From Jail To Freedom, With An Air Ticket Thrown In

Prison was but a brief interruption to the career of the terrorist Tanzania released, writes Mark Riley.

by Mark Riley
The Sydney Morning Herald
September 28, 2001


The Tanzanian Government was enormously proud of itself when it captured Mustafa Mahmoud Said Ahmed in 1998.

It told the FBI that the Egyptian-born terrorist was the vital link it was searching for in its efforts to tie Osama bin Laden to the simultaneous bombings of the US embassies in Dar-es-Salaam and Nairobi in August of that year.

Yet Mustafa Ahmed was freed from jail by the Tanzanian authorities less than a year later in circumstances that still remain unclear. What is clear is that he quickly resumed operations as a banker for bin Laden's al-Qaeda terrorist organisation. Now he is being sought by US investigators over the devastating terrorist attacks on the World Trade Centre and the Pentagon.

How the mysterious banker was able to check out of jail and walk back onto the front line of bin Laden's bloody campaign against America underscores the enormous failings of the global intelligence and investigative efforts against terrorism.

More than 200 people were killed in the 1998 embassy bombings, most of them in Nairobi. Another 5,000 were injured.

Ahmed was picked up in September 1998, along with a Tanzanian co-conspirator, and charged with 11 counts of murder one count for each of those killed in the Dar-es-Salaam bombing. He was locked away in the Ukonga maximum security prison to await trial.

The Tanzanian Home Affairs Minister, Ali Ameir Mohamed, boasted soon after the arrest that Ahmed had admitted his links with bin Laden the first solid evidence connecting the Islamic extremist to the attacks.

Mustafa [Ahmed] is either the mastermind behind the [Tanzania] bombing or is a key person in the bombing conspiracy,'' Ameir said in 1998.

Investigators claimed Ahmed had organised the transfer of funds from an unnamed Middle Eastern bank to Tanzania to bankroll at least the Dar-es-Salaam bombing and possibly the Nairobi one. The money went to the Saudi-financed Greenland Bank of Tanzania, with branches in Dar-es-Salaam and Nairobi.

Traces of the chemicals used to make the Tanzanian bomb were also in Ahmed's car and in the house he used in Dar-es-Salaam. Investigators said they had evidence suggesting that his temporary home had also been a safe house for two other men then being sought for their involvement in the bombing.

The evidence appeared to be overwhelming. The Tanzanian Government seemed to have ample reason to crow.

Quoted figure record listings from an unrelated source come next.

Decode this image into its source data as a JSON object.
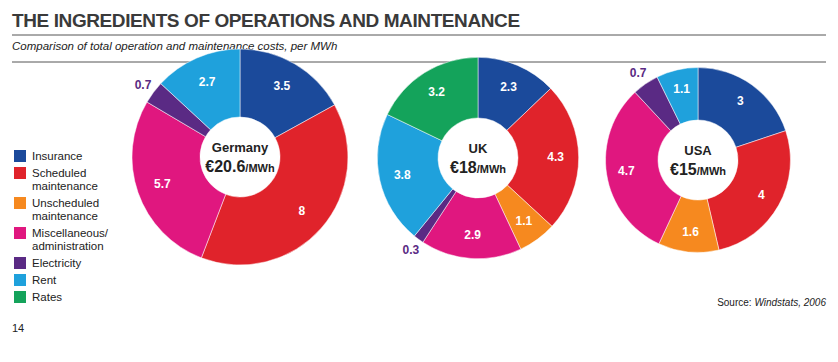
{
  "chart_data": {
    "type": "pie",
    "title": "THE INGREDIENTS OF OPERATIONS AND MAINTENANCE",
    "subtitle": "Comparison of total operation and maintenance costs, per MWh",
    "source": "Source: Windstats, 2006",
    "page_number": 14,
    "legend": "left",
    "data_labels": true,
    "categories": [
      "Insurance",
      "Scheduled maintenance",
      "Unscheduled maintenance",
      "Miscellaneous/administration",
      "Electricity",
      "Rent",
      "Rates"
    ],
    "colors": [
      "#1b4a9b",
      "#e0232b",
      "#f6891f",
      "#e0177f",
      "#5a2a84",
      "#1fa1dc",
      "#14a35b"
    ],
    "series": [
      {
        "name": "Germany",
        "total_label": "€20.6/MWh",
        "values": [
          3.5,
          8,
          null,
          5.7,
          0.7,
          2.7,
          null
        ]
      },
      {
        "name": "UK",
        "total_label": "€18/MWh",
        "values": [
          2.3,
          4.3,
          1.1,
          2.9,
          0.3,
          3.8,
          3.2
        ]
      },
      {
        "name": "USA",
        "total_label": "€15/MWh",
        "values": [
          3,
          4,
          1.6,
          4.7,
          0.7,
          1.1,
          null
        ]
      }
    ]
  }
}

Several months later, the authorities would make a decision that still stuns the US investigators who led the inquiries into the embassy bombings.

Without warning and without fully explaining their reasons, the Tanzanian prosecutors dropped all charges against Ahmed, released him from jail and bought him a one-way ticket to Cairo.

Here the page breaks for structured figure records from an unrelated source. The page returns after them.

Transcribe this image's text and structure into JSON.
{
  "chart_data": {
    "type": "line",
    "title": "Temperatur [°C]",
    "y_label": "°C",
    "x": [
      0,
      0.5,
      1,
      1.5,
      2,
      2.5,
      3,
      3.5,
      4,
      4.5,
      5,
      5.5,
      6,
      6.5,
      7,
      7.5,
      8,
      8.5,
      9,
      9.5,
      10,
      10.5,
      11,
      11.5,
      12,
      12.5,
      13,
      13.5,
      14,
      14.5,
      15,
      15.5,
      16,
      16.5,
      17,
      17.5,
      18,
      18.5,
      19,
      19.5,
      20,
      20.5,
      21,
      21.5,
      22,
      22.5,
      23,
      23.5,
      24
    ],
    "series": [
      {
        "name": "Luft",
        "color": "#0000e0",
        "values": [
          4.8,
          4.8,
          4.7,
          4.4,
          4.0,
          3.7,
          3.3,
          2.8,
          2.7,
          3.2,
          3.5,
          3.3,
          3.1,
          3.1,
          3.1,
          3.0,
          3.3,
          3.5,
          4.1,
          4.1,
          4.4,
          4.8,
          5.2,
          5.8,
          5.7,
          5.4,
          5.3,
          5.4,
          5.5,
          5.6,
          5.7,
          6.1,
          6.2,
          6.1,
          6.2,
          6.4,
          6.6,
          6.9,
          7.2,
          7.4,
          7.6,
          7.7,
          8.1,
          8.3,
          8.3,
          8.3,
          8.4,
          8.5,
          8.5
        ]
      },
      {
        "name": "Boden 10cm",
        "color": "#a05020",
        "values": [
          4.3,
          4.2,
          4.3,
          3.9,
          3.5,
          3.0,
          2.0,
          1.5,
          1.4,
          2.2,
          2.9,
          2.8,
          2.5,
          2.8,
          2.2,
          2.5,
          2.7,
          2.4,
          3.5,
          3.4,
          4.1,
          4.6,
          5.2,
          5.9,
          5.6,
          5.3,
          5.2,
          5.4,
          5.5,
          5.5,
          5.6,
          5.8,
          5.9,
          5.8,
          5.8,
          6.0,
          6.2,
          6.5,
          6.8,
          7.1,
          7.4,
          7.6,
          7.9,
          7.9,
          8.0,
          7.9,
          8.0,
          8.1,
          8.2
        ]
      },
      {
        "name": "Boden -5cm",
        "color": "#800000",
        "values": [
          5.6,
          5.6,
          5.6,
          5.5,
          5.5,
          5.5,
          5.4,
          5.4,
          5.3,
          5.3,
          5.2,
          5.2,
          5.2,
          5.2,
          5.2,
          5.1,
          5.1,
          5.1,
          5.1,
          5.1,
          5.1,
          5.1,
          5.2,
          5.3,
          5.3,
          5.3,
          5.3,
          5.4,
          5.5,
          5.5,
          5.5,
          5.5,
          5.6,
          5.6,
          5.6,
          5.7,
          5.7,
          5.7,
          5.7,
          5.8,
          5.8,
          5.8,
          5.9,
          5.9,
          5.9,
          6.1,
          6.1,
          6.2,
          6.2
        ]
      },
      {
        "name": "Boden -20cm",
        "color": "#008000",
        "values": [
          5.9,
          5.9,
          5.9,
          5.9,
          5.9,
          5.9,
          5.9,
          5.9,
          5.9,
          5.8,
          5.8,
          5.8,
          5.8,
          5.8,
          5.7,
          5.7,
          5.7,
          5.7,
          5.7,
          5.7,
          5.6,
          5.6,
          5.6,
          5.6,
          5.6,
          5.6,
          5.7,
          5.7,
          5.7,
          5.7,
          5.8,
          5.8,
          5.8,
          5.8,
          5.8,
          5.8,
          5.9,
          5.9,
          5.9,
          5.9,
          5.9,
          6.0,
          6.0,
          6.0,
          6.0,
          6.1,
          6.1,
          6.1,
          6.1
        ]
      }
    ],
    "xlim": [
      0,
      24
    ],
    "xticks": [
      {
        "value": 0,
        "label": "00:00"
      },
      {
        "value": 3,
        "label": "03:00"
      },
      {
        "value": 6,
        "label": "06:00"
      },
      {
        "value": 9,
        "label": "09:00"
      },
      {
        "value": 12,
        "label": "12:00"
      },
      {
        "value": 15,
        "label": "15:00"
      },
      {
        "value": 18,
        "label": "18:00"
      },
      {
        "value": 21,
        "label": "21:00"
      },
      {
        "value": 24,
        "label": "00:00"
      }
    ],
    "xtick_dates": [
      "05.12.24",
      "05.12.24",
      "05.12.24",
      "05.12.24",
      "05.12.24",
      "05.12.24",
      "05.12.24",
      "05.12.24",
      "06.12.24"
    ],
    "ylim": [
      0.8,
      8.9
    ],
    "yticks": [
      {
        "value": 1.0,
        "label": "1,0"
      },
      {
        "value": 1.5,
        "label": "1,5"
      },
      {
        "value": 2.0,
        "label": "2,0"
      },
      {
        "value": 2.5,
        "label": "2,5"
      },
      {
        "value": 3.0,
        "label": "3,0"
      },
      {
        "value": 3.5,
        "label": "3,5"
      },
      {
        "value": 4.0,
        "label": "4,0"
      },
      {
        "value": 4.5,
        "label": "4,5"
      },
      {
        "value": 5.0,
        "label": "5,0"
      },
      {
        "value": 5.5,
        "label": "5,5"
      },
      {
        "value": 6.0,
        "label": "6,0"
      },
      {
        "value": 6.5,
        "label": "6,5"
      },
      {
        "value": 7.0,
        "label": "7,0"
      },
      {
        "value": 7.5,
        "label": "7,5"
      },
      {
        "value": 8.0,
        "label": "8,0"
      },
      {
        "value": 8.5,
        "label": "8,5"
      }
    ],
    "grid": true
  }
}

It is now clear he re-engaged with al-Qaeda operatives almost immediately and moved to the United Arab Emirates. He is now on the run again, the chief suspect in orchestrating the flow of funds used to bankroll the terrorist attacks on New York and Washington.

Mohamed Atta, regarded as the central figure among the 19 hijackers responsible for the attacks, mailed a package to Ahmed in the UAE from a Florida computer and photocopy store a week before he flew one of the hijacked jets into the World Trade Centre.

"We don't know for sure what was in the package,'' a government official told Newsweek this week. But Mustafa could be the key to bin Laden's finances. We're taking a hard look at him.''

Several other hijackers wired him money in the days before the attacks. It is suspected that the money was left over from their bankroll after they had paid for their flying lessons, accommodation, hire cars and airline tickets.

Other amounts were wired to the Middle East by Nabil al-Marabh, regarded as a key link in a Boston cell loyal to bin Laden which appears to have figured prominently in arranging accommodation and transport in the final days before the attack.

FBI agents picked up al-Marabh in Chicago last week and interrogated him for four days before he was flown to New York, where he is being held without charge.

US intelligence places Ahmed in a business in the mid-1990s with bin Laden's former secretary, Wadih el-Hage. The pair ran an export business, trading gems in Nairobi. It is suspected that the operation was one of many set up by bin Laden operatives as ways of funnelling funds to and from al-Qaeda through seemingly legitimate business accounts.

El-Hage, a US citizen by marriage, is in maximum security in New York, awaiting sentencing for his role in bin Laden's global terrorism conspiracies, including the 1998 embassy bombings.

Ahmed's exact whereabouts remain unknown.